The CDS market gives participants a vehicle for profiting from speculation about how likely companies and government agencies are to pay their debts.

The credit ratings that Moody’s, New York, assigned to life insurers and the ratings implied by CDS market performance were roughly comparable up until September 2006, according to Moody’s data.

The CDS market was a little more bullish on insurers from September 2006 through June 2007, and a little more bearish from June 2007 until December 2007.

Starting in December 2007, the CDS market opinion of life insurers deteriorated sharply. Earlier this year, the CDS market was implying that the typical Moody’s-rated life insurer was about 3 rating notches riskier than Moody’s said it was. Now, the gap has narrowed to about 2 notches.

The CDS market is also somewhat more bearish than Moody’s about the property-casualty market, but there the gap is only about 1-notch wide.

The market appears to be more pessimistic about life insurer fundamental, Scott Robinson, a Moody’s analyst, writes in a comment on the data.
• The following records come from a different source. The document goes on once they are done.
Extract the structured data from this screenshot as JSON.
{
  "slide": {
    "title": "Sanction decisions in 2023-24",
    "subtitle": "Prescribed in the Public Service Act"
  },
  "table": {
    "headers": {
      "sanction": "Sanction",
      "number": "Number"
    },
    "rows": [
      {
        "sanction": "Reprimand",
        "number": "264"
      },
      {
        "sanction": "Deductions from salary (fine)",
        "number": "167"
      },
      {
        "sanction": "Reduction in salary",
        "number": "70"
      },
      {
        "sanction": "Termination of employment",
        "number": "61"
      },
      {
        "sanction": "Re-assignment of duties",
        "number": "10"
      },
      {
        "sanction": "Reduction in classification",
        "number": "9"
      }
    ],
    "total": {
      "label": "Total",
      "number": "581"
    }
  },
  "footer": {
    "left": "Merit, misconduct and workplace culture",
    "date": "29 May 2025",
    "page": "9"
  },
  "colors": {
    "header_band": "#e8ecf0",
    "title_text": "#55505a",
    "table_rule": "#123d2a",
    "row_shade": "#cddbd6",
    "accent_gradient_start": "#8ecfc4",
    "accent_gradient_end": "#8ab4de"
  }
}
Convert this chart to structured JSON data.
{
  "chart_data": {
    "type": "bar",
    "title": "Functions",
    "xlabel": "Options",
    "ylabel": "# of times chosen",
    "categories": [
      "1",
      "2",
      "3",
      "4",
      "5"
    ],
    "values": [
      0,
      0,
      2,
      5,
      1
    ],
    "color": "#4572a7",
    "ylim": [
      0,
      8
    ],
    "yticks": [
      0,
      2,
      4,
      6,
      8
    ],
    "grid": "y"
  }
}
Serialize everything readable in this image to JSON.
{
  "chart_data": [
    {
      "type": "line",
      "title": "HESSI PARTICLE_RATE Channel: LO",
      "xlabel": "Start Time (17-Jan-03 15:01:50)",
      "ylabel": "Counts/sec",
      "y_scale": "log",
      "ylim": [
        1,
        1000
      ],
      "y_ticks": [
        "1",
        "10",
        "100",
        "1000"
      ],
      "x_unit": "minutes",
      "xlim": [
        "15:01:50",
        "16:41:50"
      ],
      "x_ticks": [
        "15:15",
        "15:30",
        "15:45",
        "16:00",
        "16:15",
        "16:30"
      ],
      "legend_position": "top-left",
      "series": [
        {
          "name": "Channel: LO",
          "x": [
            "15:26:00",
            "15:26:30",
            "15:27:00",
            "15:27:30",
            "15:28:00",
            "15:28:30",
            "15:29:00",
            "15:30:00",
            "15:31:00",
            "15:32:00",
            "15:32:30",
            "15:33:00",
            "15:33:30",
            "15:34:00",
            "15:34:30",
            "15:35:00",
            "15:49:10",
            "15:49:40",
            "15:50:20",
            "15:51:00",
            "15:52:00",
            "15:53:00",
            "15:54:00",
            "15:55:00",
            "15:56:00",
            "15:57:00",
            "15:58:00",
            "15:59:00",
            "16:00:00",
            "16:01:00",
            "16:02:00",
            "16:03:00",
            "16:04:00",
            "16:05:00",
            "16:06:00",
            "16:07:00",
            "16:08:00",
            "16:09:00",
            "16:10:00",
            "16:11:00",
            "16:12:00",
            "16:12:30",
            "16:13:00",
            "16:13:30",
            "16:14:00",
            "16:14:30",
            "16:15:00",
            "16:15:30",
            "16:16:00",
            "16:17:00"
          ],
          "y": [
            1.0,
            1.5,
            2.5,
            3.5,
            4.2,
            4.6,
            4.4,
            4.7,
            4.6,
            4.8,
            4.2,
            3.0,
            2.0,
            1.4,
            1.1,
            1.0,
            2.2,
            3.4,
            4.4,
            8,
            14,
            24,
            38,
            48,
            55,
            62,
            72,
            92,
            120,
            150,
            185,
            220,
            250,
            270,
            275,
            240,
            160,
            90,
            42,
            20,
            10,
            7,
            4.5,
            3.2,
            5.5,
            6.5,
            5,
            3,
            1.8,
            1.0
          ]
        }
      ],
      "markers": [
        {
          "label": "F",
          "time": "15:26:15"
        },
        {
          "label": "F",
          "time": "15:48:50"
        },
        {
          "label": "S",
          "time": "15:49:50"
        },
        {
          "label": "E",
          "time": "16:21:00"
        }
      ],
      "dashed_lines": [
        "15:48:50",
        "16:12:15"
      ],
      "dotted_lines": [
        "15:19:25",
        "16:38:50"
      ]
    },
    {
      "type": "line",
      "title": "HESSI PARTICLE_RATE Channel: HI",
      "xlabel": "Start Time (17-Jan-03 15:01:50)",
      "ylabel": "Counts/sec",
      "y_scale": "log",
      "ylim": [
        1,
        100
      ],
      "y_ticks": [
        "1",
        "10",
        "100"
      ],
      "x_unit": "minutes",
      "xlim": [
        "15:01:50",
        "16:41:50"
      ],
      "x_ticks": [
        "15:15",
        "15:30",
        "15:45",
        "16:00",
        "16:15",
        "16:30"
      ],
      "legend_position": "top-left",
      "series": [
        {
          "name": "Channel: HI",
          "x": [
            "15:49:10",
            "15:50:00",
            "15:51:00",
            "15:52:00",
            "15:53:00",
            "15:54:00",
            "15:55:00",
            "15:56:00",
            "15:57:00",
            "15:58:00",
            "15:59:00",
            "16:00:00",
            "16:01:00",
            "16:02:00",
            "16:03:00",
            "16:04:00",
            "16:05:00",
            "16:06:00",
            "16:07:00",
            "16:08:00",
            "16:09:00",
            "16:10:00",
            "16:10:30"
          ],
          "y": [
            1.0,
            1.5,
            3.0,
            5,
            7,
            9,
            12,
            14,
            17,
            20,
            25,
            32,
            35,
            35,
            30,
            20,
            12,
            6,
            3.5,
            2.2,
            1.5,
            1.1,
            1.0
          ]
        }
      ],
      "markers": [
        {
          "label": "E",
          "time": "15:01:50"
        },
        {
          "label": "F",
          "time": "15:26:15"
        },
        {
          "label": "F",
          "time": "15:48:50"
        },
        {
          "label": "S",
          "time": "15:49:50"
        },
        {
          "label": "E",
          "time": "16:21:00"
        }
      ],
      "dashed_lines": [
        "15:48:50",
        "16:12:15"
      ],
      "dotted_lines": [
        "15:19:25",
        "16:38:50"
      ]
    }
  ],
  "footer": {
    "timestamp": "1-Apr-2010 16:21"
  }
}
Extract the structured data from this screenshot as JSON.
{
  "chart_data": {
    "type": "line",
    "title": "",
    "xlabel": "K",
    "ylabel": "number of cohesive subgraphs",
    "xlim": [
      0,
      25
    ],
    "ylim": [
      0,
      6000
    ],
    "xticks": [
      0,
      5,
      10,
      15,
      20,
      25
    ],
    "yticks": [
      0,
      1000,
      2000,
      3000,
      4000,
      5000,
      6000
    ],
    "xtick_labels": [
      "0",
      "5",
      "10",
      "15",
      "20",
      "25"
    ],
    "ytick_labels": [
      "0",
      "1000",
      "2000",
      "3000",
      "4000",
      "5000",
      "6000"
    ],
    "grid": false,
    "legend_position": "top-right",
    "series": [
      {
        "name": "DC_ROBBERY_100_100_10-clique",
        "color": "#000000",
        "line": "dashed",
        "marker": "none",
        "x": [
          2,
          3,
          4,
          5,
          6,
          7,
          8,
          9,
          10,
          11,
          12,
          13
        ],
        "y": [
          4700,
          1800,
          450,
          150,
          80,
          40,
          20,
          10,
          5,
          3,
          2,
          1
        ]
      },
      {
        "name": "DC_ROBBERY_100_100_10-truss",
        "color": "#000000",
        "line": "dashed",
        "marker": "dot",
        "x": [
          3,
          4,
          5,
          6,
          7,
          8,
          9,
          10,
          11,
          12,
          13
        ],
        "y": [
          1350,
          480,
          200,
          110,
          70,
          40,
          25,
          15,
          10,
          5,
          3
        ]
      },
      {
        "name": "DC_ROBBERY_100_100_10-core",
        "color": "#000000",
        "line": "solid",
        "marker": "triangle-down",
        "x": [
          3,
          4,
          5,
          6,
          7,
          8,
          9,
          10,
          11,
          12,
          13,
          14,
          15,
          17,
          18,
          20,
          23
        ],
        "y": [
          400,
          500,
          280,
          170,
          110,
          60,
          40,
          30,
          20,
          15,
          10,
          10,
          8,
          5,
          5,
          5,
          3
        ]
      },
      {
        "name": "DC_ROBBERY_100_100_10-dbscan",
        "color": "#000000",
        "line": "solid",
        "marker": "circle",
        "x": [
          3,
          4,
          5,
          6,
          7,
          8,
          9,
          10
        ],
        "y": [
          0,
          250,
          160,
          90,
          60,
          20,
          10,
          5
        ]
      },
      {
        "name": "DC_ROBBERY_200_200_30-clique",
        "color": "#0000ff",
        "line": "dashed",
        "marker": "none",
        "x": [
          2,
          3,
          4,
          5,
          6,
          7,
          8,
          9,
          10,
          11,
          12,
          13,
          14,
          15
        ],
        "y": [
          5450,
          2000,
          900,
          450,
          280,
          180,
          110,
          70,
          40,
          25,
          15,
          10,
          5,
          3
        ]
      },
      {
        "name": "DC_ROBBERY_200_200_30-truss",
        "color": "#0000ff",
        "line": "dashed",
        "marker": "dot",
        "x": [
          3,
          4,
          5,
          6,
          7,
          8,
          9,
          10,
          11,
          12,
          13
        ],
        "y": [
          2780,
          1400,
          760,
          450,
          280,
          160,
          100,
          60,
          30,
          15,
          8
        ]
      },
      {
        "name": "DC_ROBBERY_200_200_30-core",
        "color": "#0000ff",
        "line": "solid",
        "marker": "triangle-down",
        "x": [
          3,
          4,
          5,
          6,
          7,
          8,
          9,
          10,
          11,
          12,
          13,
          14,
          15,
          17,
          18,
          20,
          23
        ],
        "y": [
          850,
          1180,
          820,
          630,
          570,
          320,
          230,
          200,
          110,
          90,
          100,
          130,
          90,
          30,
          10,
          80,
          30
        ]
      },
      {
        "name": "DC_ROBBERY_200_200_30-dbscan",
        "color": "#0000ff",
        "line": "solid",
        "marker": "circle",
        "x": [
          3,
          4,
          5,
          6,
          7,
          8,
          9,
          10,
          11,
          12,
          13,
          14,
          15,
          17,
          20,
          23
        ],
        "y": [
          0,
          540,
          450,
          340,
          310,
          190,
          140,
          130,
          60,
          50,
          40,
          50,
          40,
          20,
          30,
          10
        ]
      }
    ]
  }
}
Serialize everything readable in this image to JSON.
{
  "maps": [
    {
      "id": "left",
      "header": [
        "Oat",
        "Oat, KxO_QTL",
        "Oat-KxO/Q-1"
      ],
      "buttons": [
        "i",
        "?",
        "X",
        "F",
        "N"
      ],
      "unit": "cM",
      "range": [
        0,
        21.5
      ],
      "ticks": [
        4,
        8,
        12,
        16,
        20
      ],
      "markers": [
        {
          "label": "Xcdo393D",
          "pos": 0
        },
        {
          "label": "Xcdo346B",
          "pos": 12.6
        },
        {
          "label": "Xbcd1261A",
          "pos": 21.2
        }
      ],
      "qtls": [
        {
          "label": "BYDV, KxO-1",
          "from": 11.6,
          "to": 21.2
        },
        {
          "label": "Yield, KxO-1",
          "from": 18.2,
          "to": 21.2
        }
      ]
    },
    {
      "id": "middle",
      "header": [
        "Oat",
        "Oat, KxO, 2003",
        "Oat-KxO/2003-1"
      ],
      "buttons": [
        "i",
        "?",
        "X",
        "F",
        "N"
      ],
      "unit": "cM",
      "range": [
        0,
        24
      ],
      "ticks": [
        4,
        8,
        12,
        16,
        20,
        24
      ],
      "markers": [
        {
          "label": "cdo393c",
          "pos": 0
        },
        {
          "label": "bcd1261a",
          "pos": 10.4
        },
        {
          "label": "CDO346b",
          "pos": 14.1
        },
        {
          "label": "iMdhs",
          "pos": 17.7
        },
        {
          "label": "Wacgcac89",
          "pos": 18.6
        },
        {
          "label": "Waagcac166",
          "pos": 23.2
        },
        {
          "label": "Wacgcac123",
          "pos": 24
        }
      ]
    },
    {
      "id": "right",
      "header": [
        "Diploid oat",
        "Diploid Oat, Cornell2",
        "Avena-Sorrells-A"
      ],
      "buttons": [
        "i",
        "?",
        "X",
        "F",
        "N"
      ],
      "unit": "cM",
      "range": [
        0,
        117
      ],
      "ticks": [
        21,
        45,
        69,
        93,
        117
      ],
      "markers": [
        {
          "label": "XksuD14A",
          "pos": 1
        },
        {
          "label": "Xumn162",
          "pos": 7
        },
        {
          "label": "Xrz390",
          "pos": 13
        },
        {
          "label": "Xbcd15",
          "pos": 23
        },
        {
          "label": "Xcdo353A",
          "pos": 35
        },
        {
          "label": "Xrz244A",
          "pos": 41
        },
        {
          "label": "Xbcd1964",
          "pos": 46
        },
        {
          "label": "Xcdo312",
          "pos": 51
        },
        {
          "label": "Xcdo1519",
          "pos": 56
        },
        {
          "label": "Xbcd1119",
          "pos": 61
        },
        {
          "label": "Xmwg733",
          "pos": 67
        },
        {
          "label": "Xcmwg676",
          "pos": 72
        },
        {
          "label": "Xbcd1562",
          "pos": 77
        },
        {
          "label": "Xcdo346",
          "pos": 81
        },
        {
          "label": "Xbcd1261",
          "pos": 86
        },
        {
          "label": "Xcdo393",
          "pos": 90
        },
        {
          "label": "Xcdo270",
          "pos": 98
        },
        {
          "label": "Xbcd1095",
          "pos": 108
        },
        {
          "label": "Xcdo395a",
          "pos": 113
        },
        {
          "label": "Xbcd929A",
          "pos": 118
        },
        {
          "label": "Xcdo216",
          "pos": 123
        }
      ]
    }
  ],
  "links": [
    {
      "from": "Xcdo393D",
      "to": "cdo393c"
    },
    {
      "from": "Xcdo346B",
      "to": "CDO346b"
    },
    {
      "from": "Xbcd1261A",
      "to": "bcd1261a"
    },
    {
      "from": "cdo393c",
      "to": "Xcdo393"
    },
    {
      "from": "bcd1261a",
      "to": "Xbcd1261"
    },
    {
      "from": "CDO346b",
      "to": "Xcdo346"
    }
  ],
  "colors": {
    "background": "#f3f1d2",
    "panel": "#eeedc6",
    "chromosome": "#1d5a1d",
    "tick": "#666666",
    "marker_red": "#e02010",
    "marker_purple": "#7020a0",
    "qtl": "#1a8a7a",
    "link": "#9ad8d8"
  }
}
Life insurers recently have asked the National Association of Insurance Commissioners, Kansas City, Mo., to replace use of residential mortgage-backed securities credit ratings, arguing that the RMBS ratings are too low.

But the CDS market seems to think future losses on RMBS and other asset classes will be worse than Moody’s expects, Robinson writes.

CDS players are especially nervous about commercial real estate, “a sector where losses tend to occur in the later stages of a recession,” Robinson writes.

The market appears to be incorporating the potential for a “severe CRE scenario” that is more severe than Moody’s own, grim “stress case scenario,” Robinson writes.

Life insurers also are paying a price for how opaque and hard-to-understand their balance sheets are, Robinson writes.